# [Windows] Comment récupérer la musique stockée dans l'iPod?



## tagazok (22 Août 2004)

bonjour,

mon probleme et le suivan j'ai acheter 1 ipod j'avai environ 3 go de musique dans l'itune je les ai transferer dans l'ipod normalemen et a peut prés 15 jours plus tard j'ai du formater mon pc sans pouvoire graver les chanson de l'itune. ma question et la suivantes esque l'ont recuperer les musique stoker dans l'ipod et les remetre sur le pc.
mercide repondre asser rapidement.

*Traduction*
Mon problème est le suivant: j'ai acheté un iPod. J'avais environ 3Go de musique dans iTunes et je les ai transféré dans l'iPod, normalement. A peu près 15 jours plus tard, j'ai dû formater mon PC sans pouvoir graver les chansons de ma bibliothèque iTunes. Ma question est la suivante: est-ce que l'on peut récupérer les musiques stockées dans les l'iPod et les remettre sur le PC?

Evitez le langage SMS, ça n'est pas la meilleure manière d'obtenir des réponses rapidement. Merci.


----------



## Macounette (22 Août 2004)

Bienvenue sur MacGé 
jette un oeil à cette section, c'est plein de sujets similaires


----------



## tagazok (22 Août 2004)

oui lmai fai 1 mac pour que ipod rip marche ou koi moi ses 1 windows XP


----------



## Macounette (22 Août 2004)

tagazok a dit:
			
		

> oui lmai fai 1 mac pour que ipod rip marche ou koi moi ses 1 windows XP


gné ?   désolée je ne comprends rien à ton message. On dirait que tu as Windows XP, c'est ça que tu essaies de dire ?   je m'excuse mais ton langage SMS est incompréhensible.
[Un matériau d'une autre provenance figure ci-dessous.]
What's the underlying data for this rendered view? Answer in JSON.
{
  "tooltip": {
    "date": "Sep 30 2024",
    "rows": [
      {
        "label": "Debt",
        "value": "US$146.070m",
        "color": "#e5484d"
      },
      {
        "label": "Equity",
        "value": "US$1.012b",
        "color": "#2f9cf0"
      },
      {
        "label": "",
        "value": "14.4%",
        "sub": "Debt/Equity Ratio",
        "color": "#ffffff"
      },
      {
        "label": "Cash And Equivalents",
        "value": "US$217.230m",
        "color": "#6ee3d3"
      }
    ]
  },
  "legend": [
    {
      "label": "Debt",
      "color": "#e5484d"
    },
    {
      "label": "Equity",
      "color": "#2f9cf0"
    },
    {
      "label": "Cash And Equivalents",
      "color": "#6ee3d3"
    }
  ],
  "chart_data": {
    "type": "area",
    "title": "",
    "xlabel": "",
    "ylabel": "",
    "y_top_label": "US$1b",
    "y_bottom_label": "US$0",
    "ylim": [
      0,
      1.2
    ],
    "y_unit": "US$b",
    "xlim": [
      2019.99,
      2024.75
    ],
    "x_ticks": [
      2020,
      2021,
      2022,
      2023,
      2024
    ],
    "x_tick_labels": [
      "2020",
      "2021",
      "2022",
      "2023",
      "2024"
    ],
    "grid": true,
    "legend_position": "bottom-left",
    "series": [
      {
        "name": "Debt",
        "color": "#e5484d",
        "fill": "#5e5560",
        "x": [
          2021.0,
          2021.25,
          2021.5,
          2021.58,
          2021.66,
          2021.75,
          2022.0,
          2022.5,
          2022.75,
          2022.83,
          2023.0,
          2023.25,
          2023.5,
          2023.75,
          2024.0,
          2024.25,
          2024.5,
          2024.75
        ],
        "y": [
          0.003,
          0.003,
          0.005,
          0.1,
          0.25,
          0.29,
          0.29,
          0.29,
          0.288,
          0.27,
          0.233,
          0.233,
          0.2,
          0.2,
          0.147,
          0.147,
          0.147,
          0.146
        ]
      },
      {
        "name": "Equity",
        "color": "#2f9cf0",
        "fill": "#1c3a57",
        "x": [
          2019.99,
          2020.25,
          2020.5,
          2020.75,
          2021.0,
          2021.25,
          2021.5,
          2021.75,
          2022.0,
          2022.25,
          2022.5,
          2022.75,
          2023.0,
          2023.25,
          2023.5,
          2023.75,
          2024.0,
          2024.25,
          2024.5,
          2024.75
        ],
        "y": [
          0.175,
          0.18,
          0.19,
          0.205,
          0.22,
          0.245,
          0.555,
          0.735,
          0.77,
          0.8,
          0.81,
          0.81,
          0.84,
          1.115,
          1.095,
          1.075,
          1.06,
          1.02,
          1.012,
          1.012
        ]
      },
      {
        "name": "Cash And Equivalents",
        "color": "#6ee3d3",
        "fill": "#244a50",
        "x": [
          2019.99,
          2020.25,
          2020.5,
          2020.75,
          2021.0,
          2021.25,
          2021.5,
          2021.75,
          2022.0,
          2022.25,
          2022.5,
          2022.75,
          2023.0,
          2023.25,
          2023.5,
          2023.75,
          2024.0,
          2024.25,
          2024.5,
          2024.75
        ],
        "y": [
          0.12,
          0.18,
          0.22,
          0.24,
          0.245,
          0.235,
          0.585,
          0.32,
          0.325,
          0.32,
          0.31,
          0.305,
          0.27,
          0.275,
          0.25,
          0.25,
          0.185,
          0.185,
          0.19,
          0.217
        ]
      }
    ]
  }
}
Pour ne pas trop dévier du sujet ...  il y a des outils équivalents pour PC. Jette un oeil sur ipodlounge par exemple.


----------



## tagazok (22 Août 2004)

si ses bon je te remercie bon matenai je regarde commen sa marche


----------



## tagazok (22 Août 2004)

tu pourai me donner 11 nom de logiciel pour windows facille d'enploi meme si il et en anglai


----------



## Euclid (22 Août 2004)

iPodAgent -> http://www.ipodsoft.com/ipodagent.aspx


----------



## super-manu (4 Septembre 2004)

c'est quelle langue qu'on parle ici ?

Pas besoin de logiciels pour récupérer les fihiers, ils sont cachés tout simplement, donc ya juste a les rendre visible dans les options de windows...!


----------



## plarot_1 (4 Septembre 2004)

super-manu a dit:
			
		

> c'est quelle langue qu'on parle ici ?
> 
> Pas besoin de logiciels pour récupérer les fihiers, ils sont cachés tout simplement, donc ya juste a les rendre visible dans les options de windows...!


je confirme .. sous xp il suffit de brancher son ipod (pour moi un mini), de l'utiliser comme disque dur, d'aller ds les options des fichiers et d'activer les fichiers cachés, ensuite il faut aller dans *G:\iPod_Control\Music *et la dedans vous aurez tout pleins de répertoires ou il y a tous vos titres ... si vous avez 4Go de musique et si vous cherchez un titre particulier ca va etre long et fastidieux mais si par contre c'est juste pasque vous avez formaté et que vous voulez les récuperer il faut juste les copier .. pas besoin d'enlever de protection ou je ne sais quoi  
allé bye


----------